A Noiva do Tradutor, de João Reis

 

Por fim, levanto-me e vou até à janela: ar fresco. Assim que terminei o livro, consegui voltar a respirar. É o cheiro a enxofre, a estrume, a urina, a alcatrão, a queimado é a imundice dos lugares, das gentes, dos costumes que se acercam deste tradutor rezingão, que reclama de tudo e de todos, menos da sua Helena, a noiva, que parte num navio, deixando o nosso protagonista desolado, embriagado pelo sentimento da saudade.

Ao mergulhar nesta história, o leitor é convidado a colar-se que nem uma lapa ao tradutor, ficando preso aos seus passos, aos locais por onde vagueia e se desloca, às pessoas com quem se cruza, aos pensamentos que o acompanham neste percurso com a duração de dois dias, numa cidade e numa época que desconhecemos; porém, se pudesse escolher, diria que estamos perante uma Lisboa do início do século XX.

São os editores interesseiros e forretas a tirarem-lhe o tapete e a não honrarem os seus compromissos, são os falsos amigos que pretendem, a qualquer custo, ganhar notoriedade no mundo literário, é a senhoria avarenta, cujo processo para obtenção de uma mera vela revela-se um autêntico bico-de-obra... são as viagens no elétrico, um chapéu preto, de aba média, que se perde, é a angústia que o persegue: «... Helena é a única explicação, tudo me entristece terrivelmente, não consigo manter o ânimo o meu ceticismo vence-me sempre, deixo a esperança morrer uma e outra vez, mantendo-a, ao mesmo tempo, viva, parece impossível, porém, faço-o, não sei como».

Uma narrativa contada no presente pela voz do tradutor, com recurso ao fluxo de consciência — as vírgulas, as melhoras amigas para acompanhar o seu raciocínio!
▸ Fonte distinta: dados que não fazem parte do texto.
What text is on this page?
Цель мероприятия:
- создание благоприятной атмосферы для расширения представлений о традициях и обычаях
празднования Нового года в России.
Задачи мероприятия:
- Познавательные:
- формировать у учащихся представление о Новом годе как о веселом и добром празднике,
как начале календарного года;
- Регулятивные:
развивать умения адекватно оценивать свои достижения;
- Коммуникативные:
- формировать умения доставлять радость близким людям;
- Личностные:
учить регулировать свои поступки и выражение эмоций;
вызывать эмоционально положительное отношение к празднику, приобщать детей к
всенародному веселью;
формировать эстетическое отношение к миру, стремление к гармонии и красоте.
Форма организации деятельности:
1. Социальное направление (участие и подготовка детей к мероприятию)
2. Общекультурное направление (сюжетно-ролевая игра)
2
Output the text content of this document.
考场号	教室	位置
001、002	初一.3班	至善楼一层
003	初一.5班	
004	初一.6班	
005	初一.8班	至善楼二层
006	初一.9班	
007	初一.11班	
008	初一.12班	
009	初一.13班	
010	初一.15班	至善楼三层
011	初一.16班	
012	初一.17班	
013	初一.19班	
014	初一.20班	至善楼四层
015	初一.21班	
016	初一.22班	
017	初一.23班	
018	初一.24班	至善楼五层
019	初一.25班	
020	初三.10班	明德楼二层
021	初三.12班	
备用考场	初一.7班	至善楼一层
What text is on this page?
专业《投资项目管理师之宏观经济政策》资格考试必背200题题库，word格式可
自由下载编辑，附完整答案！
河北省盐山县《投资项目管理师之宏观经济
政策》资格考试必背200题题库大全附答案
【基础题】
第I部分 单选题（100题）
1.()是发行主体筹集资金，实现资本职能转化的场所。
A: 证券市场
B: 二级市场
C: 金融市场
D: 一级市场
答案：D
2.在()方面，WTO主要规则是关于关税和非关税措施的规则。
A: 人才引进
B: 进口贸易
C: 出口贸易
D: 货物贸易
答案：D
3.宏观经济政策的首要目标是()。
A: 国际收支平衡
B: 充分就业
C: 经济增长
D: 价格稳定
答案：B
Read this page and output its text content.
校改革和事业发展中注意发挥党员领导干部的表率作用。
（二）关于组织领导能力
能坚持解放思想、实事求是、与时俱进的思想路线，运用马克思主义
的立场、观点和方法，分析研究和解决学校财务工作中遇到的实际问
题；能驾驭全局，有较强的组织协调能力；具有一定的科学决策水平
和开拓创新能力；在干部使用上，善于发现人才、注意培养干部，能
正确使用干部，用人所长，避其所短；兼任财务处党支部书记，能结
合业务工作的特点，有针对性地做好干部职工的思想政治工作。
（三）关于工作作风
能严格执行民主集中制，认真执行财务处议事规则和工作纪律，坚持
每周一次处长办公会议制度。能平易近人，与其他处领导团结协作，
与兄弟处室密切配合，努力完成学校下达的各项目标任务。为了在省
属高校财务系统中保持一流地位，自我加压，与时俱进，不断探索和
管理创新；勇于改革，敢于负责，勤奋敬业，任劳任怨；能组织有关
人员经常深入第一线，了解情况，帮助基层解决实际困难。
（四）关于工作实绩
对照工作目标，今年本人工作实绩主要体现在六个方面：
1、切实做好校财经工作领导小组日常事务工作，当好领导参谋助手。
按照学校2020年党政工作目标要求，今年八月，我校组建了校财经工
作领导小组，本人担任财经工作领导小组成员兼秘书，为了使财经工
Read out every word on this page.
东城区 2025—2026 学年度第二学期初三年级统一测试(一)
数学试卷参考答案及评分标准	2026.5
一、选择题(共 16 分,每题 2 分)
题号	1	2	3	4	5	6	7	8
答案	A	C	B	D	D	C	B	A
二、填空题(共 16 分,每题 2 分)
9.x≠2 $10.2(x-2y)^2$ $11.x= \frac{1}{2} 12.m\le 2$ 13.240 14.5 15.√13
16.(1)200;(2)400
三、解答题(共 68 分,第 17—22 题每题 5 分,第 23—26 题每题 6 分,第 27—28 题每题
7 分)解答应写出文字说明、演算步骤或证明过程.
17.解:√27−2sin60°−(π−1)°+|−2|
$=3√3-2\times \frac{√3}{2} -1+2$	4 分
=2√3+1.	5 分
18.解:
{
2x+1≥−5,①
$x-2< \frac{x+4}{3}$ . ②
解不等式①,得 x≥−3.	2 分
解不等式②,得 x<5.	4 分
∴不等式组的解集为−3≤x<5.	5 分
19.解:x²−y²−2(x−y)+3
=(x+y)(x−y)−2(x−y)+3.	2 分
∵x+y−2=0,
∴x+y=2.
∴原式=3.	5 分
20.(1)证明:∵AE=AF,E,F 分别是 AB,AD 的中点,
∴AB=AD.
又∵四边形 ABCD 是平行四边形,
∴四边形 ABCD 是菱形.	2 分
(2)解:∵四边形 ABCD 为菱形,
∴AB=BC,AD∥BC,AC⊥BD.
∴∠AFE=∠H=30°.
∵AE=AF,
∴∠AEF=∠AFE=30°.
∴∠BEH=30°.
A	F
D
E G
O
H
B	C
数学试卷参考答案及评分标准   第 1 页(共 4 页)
Confesso que a aura negra do discurso me deixou, por vezes, arrasada. Pessimista; contudo, infelizmente, realista em muitas das situações retratadas, numa abordagem filosófica da existência humana: «..., no entanto sou um mísero tradutor, não valho o ar que respiro, () talvez tenham razão e não seja digno de fazer reparos, sofro dos mesmos defeitos, sou filho da minha raça, centro o mundo em mim, não conheço outra perspetiva, só vemos o mundo com os nossos olhos».

E quando tudo o resto falha, mas, mesmo assim, queremos provocar alguma reação no outro, «kartofler» é a resposta, a palavra de eleição escolhida pelo tradutor. Se quiserem saber e compreender o seu significado, aconselho-vos a ler este livro de @joaoreis.author até ao fim. Vão perceber que vale a pena!